Moreover, BiocPy introduces a diverse range of data type classes designed to support the representation of atomic entities, including float, string, int lists, and named lists. These generics and utilities are provided through BiocUtils package, and the delayed and file-backed array operations in the DelayedArray and their derivatives (HDF5Array, TileDbArray).

Analysis Packages

BiocPy provides bindings to libscran and various other single-cell analysis methods incorporated into the scranpy package to support analysis of multi-modal single-cell datasets. It also features integration with the singler algorithm to annotate cell types by matching cells to known references based on their expression profiles.

R Interoperability

The rds2py package provides bindings to the rds2cpp library. This enables direct reading of RDS files in Python, eliminating the requirement for additional data conversion tools or intermediate formats. The package’s functionality streamlines the transition between Python and R, facilitating seamless analysis.

The following table serves as a directory of the core packages in the BiocPy ecosystem. All packages within the BiocPy ecosystem are published to Python’s Package Index (PyPI).
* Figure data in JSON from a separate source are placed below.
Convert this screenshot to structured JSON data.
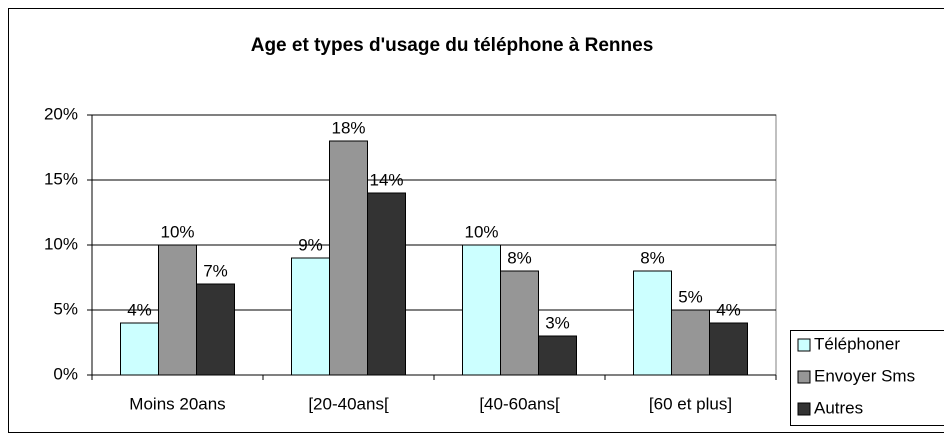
{
  "chart_data": {
    "type": "bar",
    "title": "Age et types d'usage du téléphone à Rennes",
    "categories": [
      "Moins 20ans",
      "[20-40ans[",
      "[40-60ans[",
      "[60 et plus]"
    ],
    "series": [
      {
        "name": "Téléphoner",
        "color": "#ccffff",
        "values": [
          4,
          9,
          10,
          8
        ],
        "value_labels": [
          "4%",
          "9%",
          "10%",
          "8%"
        ]
      },
      {
        "name": "Envoyer Sms",
        "color": "#969696",
        "values": [
          10,
          18,
          8,
          5
        ],
        "value_labels": [
          "10%",
          "18%",
          "8%",
          "5%"
        ]
      },
      {
        "name": "Autres",
        "color": "#333333",
        "values": [
          7,
          14,
          3,
          4
        ],
        "value_labels": [
          "7%",
          "14%",
          "3%",
          "4%"
        ]
      }
    ],
    "ylim": [
      0,
      20
    ],
    "yticks": [
      {
        "value": 0,
        "label": "0%"
      },
      {
        "value": 5,
        "label": "5%"
      },
      {
        "value": 10,
        "label": "10%"
      },
      {
        "value": 15,
        "label": "15%"
      },
      {
        "value": 20,
        "label": "20%"
      }
    ],
    "grid": true,
    "legend": "right"
  }
}
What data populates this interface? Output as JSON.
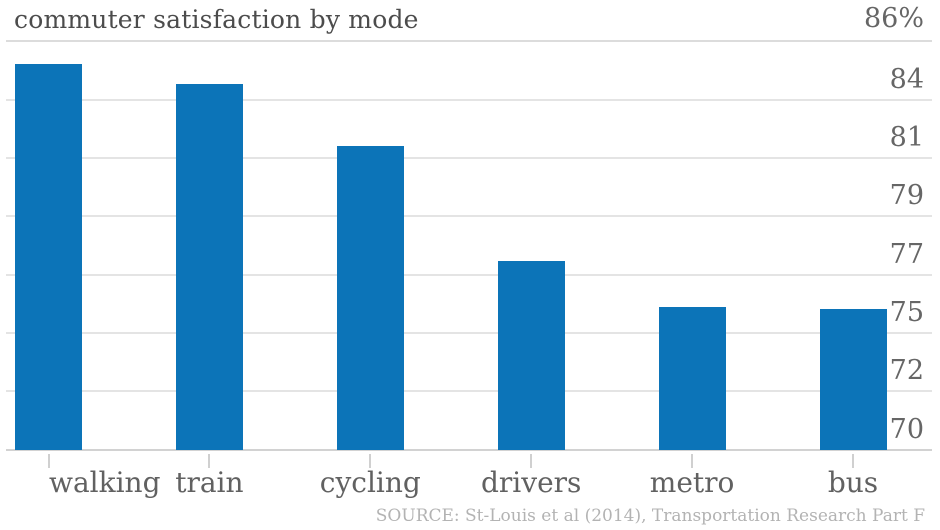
{
  "chart_data": {
    "type": "bar",
    "title": "commuter satisfaction by mode",
    "unit_label": "86%",
    "categories": [
      "walking",
      "train",
      "cycling",
      "drivers",
      "metro",
      "bus"
    ],
    "values": [
      85.1,
      84.3,
      81.9,
      77.4,
      75.6,
      75.5
    ],
    "y_axis": {
      "side": "right",
      "min": 70,
      "max": 86,
      "tick_labels": [
        "86%",
        "84",
        "81",
        "79",
        "77",
        "75",
        "72",
        "70"
      ],
      "tick_values": [
        86,
        83.71,
        81.43,
        79.14,
        76.86,
        74.57,
        72.29,
        70
      ]
    },
    "grid": "on",
    "legend": "none",
    "bar_color": "#0c74b8",
    "source": "SOURCE: St-Louis et al (2014), Transportation Research Part F"
  },
  "colors": {
    "bar": "#0c74b8",
    "title_text": "#4c4c4c",
    "axis_text": "#666666",
    "category_text": "#616161",
    "source_text": "#b3b3b3",
    "gridline": "#e4e4e4",
    "baseline": "#d2d2d2"
  }
}
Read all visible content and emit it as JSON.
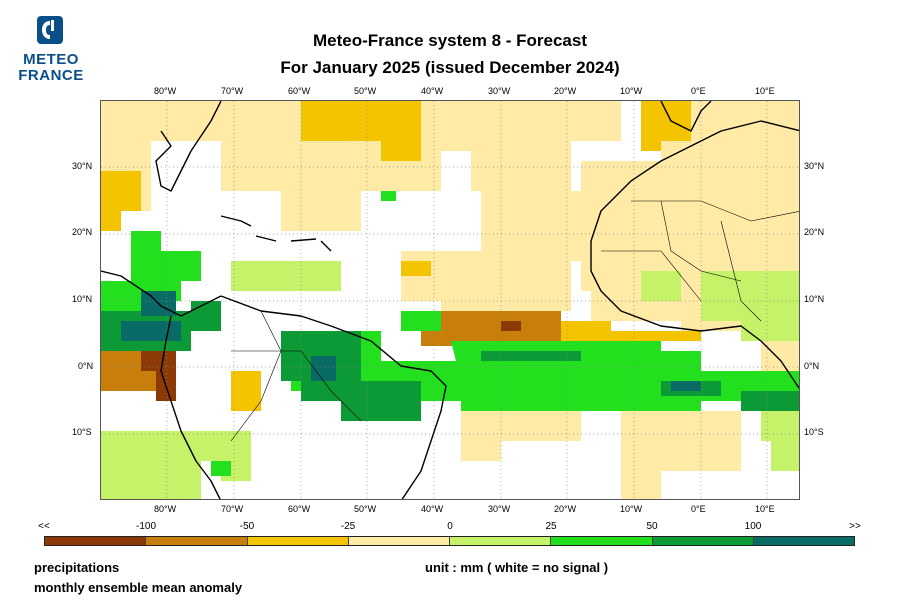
{
  "logo": {
    "line1": "METEO",
    "line2": "FRANCE",
    "brand_color": "#0a4f8a"
  },
  "title": {
    "line1": "Meteo-France system 8  -  Forecast",
    "line2": "For January 2025      (issued December 2024)"
  },
  "map": {
    "lon_labels": [
      "80°W",
      "70°W",
      "60°W",
      "50°W",
      "40°W",
      "30°W",
      "20°W",
      "10°W",
      "0°E",
      "10°E"
    ],
    "lat_labels": [
      "30°N",
      "20°N",
      "10°N",
      "0°N",
      "10°S"
    ],
    "region": "Tropical Atlantic",
    "lon_range": [
      -90,
      15
    ],
    "lat_range": [
      -20,
      40
    ],
    "ocean_color": "#ffffff",
    "coast_color": "#000000",
    "grid": "dotted"
  },
  "colorbar": {
    "labels": [
      "<<",
      "-100",
      "-50",
      "-25",
      "0",
      "25",
      "50",
      "100",
      ">>"
    ],
    "colors": [
      "#8b3a05",
      "#c87e0b",
      "#f5c400",
      "#ffeaa6",
      "#c6f26a",
      "#22e01e",
      "#0c9a36",
      "#0a6a66"
    ]
  },
  "footer": {
    "variable": "precipitations",
    "description": "monthly ensemble mean anomaly",
    "unit": "unit : mm  ( white = no signal )"
  }
}
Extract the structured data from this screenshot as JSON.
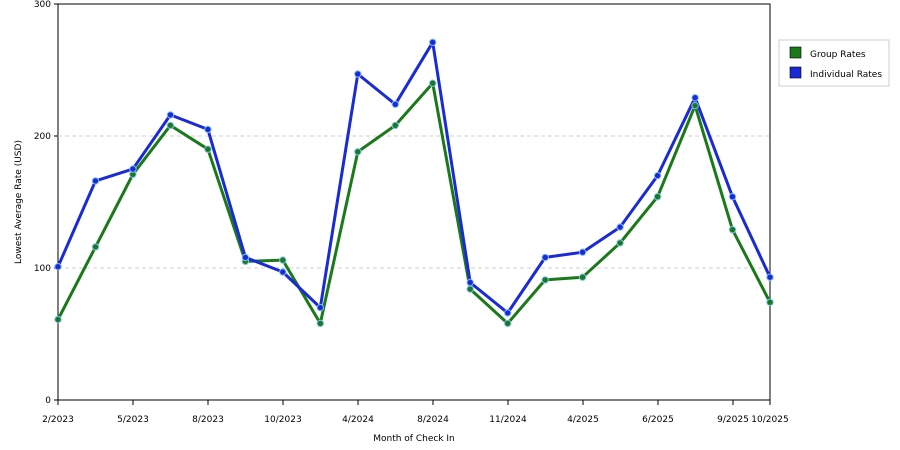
{
  "chart_data": {
    "type": "line",
    "title": "",
    "xlabel": "Month of Check In",
    "ylabel": "Lowest Average Rate (USD)",
    "ylim": [
      0,
      300
    ],
    "yticks": [
      0,
      100,
      200,
      300
    ],
    "grid": "horizontal dashed",
    "legend_placement": "right",
    "x_tick_labels": [
      "2/2023",
      "5/2023",
      "8/2023",
      "10/2023",
      "4/2024",
      "8/2024",
      "11/2024",
      "4/2025",
      "6/2025",
      "9/2025",
      "10/2025"
    ],
    "series": [
      {
        "name": "Group Rates",
        "color": "#1a7a1a",
        "values": [
          61,
          116,
          171,
          208,
          190,
          105,
          106,
          58,
          188,
          208,
          240,
          84,
          58,
          91,
          93,
          119,
          154,
          223,
          129,
          74
        ]
      },
      {
        "name": "Individual Rates",
        "color": "#1a2bd6",
        "values": [
          101,
          166,
          175,
          216,
          205,
          108,
          97,
          70,
          247,
          224,
          271,
          89,
          66,
          108,
          112,
          131,
          170,
          229,
          154,
          93
        ]
      }
    ]
  }
}
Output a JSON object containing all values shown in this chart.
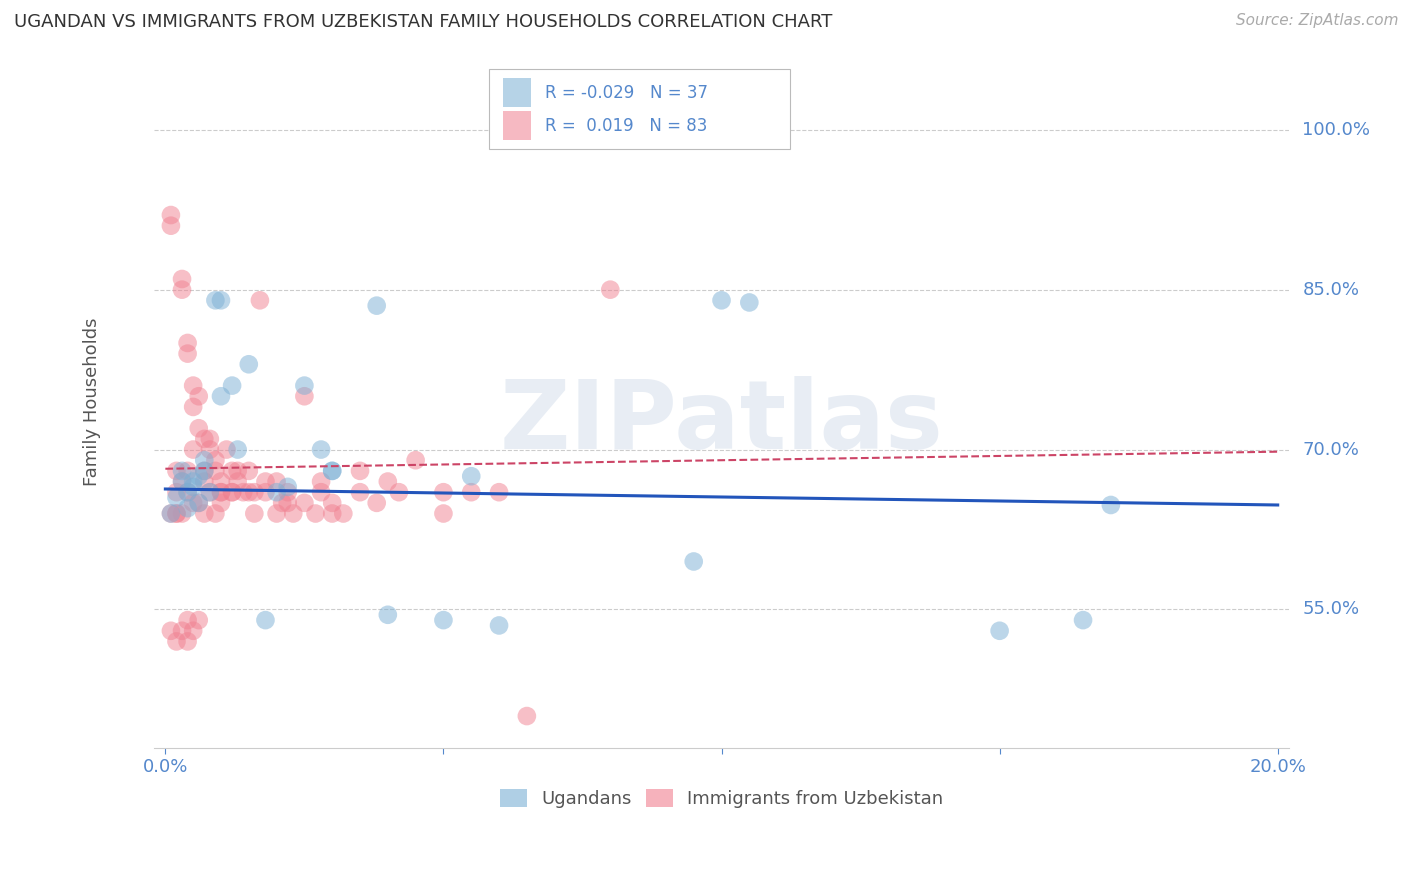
{
  "title": "UGANDAN VS IMMIGRANTS FROM UZBEKISTAN FAMILY HOUSEHOLDS CORRELATION CHART",
  "source": "Source: ZipAtlas.com",
  "ylabel": "Family Households",
  "watermark": "ZIPatlas",
  "ugandan_color": "#7bafd4",
  "uzbek_color": "#f08090",
  "trendline_ugandan_color": "#2255bb",
  "trendline_uzbek_color": "#cc4466",
  "grid_color": "#cccccc",
  "background_color": "#ffffff",
  "title_color": "#333333",
  "tick_color": "#5588cc",
  "xlim": [
    -0.002,
    0.202
  ],
  "ylim": [
    0.42,
    1.07
  ],
  "ytick_positions": [
    0.55,
    0.7,
    0.85,
    1.0
  ],
  "ytick_labels": [
    "55.0%",
    "70.0%",
    "85.0%",
    "100.0%"
  ],
  "xtick_positions": [
    0.0,
    0.05,
    0.1,
    0.15,
    0.2
  ],
  "xtick_labels": [
    "0.0%",
    "",
    "",
    "",
    "20.0%"
  ],
  "trendline_ugandan_x0": 0.0,
  "trendline_ugandan_x1": 0.2,
  "trendline_ugandan_y0": 0.663,
  "trendline_ugandan_y1": 0.648,
  "trendline_uzbek_x0": 0.0,
  "trendline_uzbek_x1": 0.2,
  "trendline_uzbek_y0": 0.682,
  "trendline_uzbek_y1": 0.698,
  "ugandan_x": [
    0.001,
    0.002,
    0.003,
    0.003,
    0.004,
    0.004,
    0.005,
    0.005,
    0.006,
    0.006,
    0.007,
    0.007,
    0.008,
    0.009,
    0.01,
    0.01,
    0.012,
    0.013,
    0.015,
    0.018,
    0.02,
    0.022,
    0.025,
    0.028,
    0.03,
    0.03,
    0.038,
    0.04,
    0.05,
    0.055,
    0.06,
    0.095,
    0.1,
    0.105,
    0.15,
    0.165,
    0.17
  ],
  "ugandan_y": [
    0.64,
    0.655,
    0.67,
    0.68,
    0.66,
    0.645,
    0.665,
    0.67,
    0.675,
    0.65,
    0.68,
    0.69,
    0.66,
    0.84,
    0.84,
    0.75,
    0.76,
    0.7,
    0.78,
    0.54,
    0.66,
    0.665,
    0.76,
    0.7,
    0.68,
    0.68,
    0.835,
    0.545,
    0.54,
    0.675,
    0.535,
    0.595,
    0.84,
    0.838,
    0.53,
    0.54,
    0.648
  ],
  "uzbek_x": [
    0.001,
    0.001,
    0.001,
    0.002,
    0.002,
    0.002,
    0.003,
    0.003,
    0.003,
    0.004,
    0.004,
    0.004,
    0.004,
    0.005,
    0.005,
    0.005,
    0.005,
    0.006,
    0.006,
    0.007,
    0.007,
    0.008,
    0.008,
    0.009,
    0.009,
    0.01,
    0.01,
    0.011,
    0.012,
    0.012,
    0.013,
    0.014,
    0.015,
    0.016,
    0.017,
    0.018,
    0.02,
    0.021,
    0.022,
    0.023,
    0.025,
    0.027,
    0.028,
    0.03,
    0.032,
    0.035,
    0.038,
    0.04,
    0.042,
    0.045,
    0.05,
    0.05,
    0.055,
    0.06,
    0.065,
    0.08,
    0.001,
    0.002,
    0.002,
    0.003,
    0.003,
    0.004,
    0.004,
    0.005,
    0.006,
    0.006,
    0.007,
    0.007,
    0.008,
    0.009,
    0.01,
    0.01,
    0.012,
    0.013,
    0.015,
    0.016,
    0.018,
    0.02,
    0.022,
    0.025,
    0.028,
    0.03,
    0.035
  ],
  "uzbek_y": [
    0.92,
    0.91,
    0.64,
    0.68,
    0.66,
    0.64,
    0.86,
    0.85,
    0.67,
    0.8,
    0.79,
    0.68,
    0.66,
    0.76,
    0.74,
    0.7,
    0.65,
    0.75,
    0.72,
    0.71,
    0.68,
    0.7,
    0.71,
    0.69,
    0.68,
    0.66,
    0.67,
    0.7,
    0.68,
    0.66,
    0.68,
    0.66,
    0.68,
    0.66,
    0.84,
    0.67,
    0.67,
    0.65,
    0.65,
    0.64,
    0.75,
    0.64,
    0.67,
    0.64,
    0.64,
    0.68,
    0.65,
    0.67,
    0.66,
    0.69,
    0.64,
    0.66,
    0.66,
    0.66,
    0.45,
    0.85,
    0.53,
    0.52,
    0.64,
    0.64,
    0.53,
    0.54,
    0.52,
    0.53,
    0.54,
    0.65,
    0.67,
    0.64,
    0.66,
    0.64,
    0.65,
    0.66,
    0.66,
    0.67,
    0.66,
    0.64,
    0.66,
    0.64,
    0.66,
    0.65,
    0.66,
    0.65,
    0.66
  ]
}
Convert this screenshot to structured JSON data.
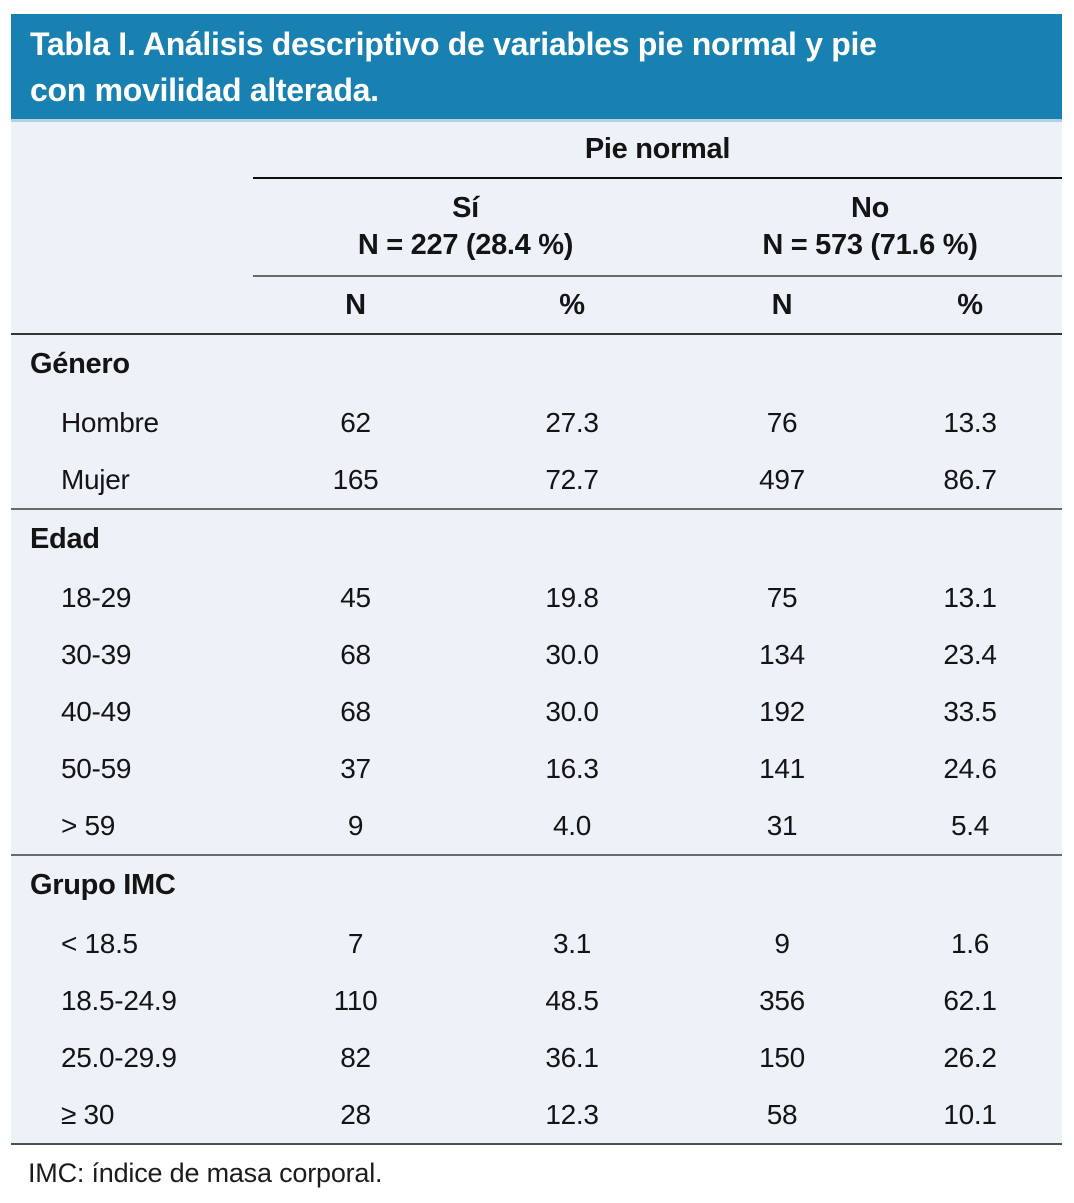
{
  "title": {
    "lines": [
      "Tabla I. Análisis descriptivo de variables pie normal y pie",
      "con movilidad alterada."
    ],
    "full": "Tabla I. Análisis descriptivo de variables pie normal y pie con movilidad alterada."
  },
  "colors": {
    "header_bg": "#1881b1",
    "table_bg": "#edf1f8",
    "header_text": "#ffffff"
  },
  "table": {
    "group_header": "Pie normal",
    "subgroups": [
      {
        "label": "Sí",
        "n_label": "N = 227 (28.4 %)"
      },
      {
        "label": "No",
        "n_label": "N = 573 (71.6 %)"
      }
    ],
    "col_headers": [
      "N",
      "%",
      "N",
      "%"
    ],
    "sections": [
      {
        "label": "Género",
        "rows": [
          {
            "label": "Hombre",
            "values": [
              "62",
              "27.3",
              "76",
              "13.3"
            ]
          },
          {
            "label": "Mujer",
            "values": [
              "165",
              "72.7",
              "497",
              "86.7"
            ]
          }
        ]
      },
      {
        "label": "Edad",
        "rows": [
          {
            "label": "18-29",
            "values": [
              "45",
              "19.8",
              "75",
              "13.1"
            ]
          },
          {
            "label": "30-39",
            "values": [
              "68",
              "30.0",
              "134",
              "23.4"
            ]
          },
          {
            "label": "40-49",
            "values": [
              "68",
              "30.0",
              "192",
              "33.5"
            ]
          },
          {
            "label": "50-59",
            "values": [
              "37",
              "16.3",
              "141",
              "24.6"
            ]
          },
          {
            "label": "> 59",
            "values": [
              "9",
              "4.0",
              "31",
              "5.4"
            ]
          }
        ]
      },
      {
        "label": "Grupo IMC",
        "rows": [
          {
            "label": "< 18.5",
            "values": [
              "7",
              "3.1",
              "9",
              "1.6"
            ]
          },
          {
            "label": "18.5-24.9",
            "values": [
              "110",
              "48.5",
              "356",
              "62.1"
            ]
          },
          {
            "label": "25.0-29.9",
            "values": [
              "82",
              "36.1",
              "150",
              "26.2"
            ]
          },
          {
            "label": "≥ 30",
            "values": [
              "28",
              "12.3",
              "58",
              "10.1"
            ]
          }
        ]
      }
    ],
    "footnote": "IMC: índice de masa corporal."
  }
}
Package Description Latest Version Links
BiocFrame Flexible dataframe representation to support nested structures. 0.7.2 GitHub
DelayedArray Delayed array operations from Bioconductor 0.6.2 GitHub
GenomicRanges Container class to represent and operate over genomic regions and annotations. 0.8.3 GitHub
IRanges Python implementation of the IRanges Bioconductor package. 0.7.1 GitHub
MultiAssayExperiment Container class for representing and managing multi-omics genomic experiments 0.6.0 GitHub
SingleCellExperiment Container class for single-cell experiments 0.6.2 GitHub
SpatialExperiment Container class for storing data from spatial-omics experiments 0.1.0 GitHub
SpatialFeatureExperiment Container class for storing data from spatial feature experiments 0.0.5 GitHub
SummarizedExperiment Container to represent data from genomic experiments 0.6.5 GitHub
biocsetup “A CLI interface to quickly scaffold new BiocPy Python packages” 0.3.3 GitHub
biocutils Utilities to use across the biocpy packages. 0.3.3 GitHub
biostrings Efficient manipulation of genomic sequences 0.0.2 GitHub
celldex Index of Reference Cell Type Datasets 0.3.0 GitHub
compressed-lists Memory-efficient container for list-like objects 0.4.4 GitHub
experimenthub Access Bioconductors experimenthub resources 0.0.1 GitHub
hdf5array HDF5-backed objects for array and matrix like data 0.5.0 GitHub
mopsy Matrix operations for numpy and scipy 0.3.0 GitHub
orgdb Access OrgDB annotations 0.0.1 GitHub
pyBiocFileCache File based cache for resources and metadata 0.7.0 GitHub
rds2py Parse and construct Python representations for datasets stored in RDS files 0.8.0 GitHub
scranpy Analyze multi-modal single-cell data! 0.3.0 GitHub
scrnaseq Collection of Public Single-Cell RNA-Seq Datasets 0.3.1 GitHub
singler Python bindings to the singleR algorithm to annotate cell types from known references. 0.5.0 GitHub
tiledbarray TileDb backed objects for array and matrix like data 0.2.0 GitHub
txdb Python interface to access and manipulate genome annotations in TxDB SQLite format. 0.0.4 GitHub

Developer Guide

If you are interested in developing new Python packages, check out the developer guide on the phisolophy and tools we employ to ensure code quality and consistency within and across all the packages. A more detailed Python package management process is documented in the biocsetup package.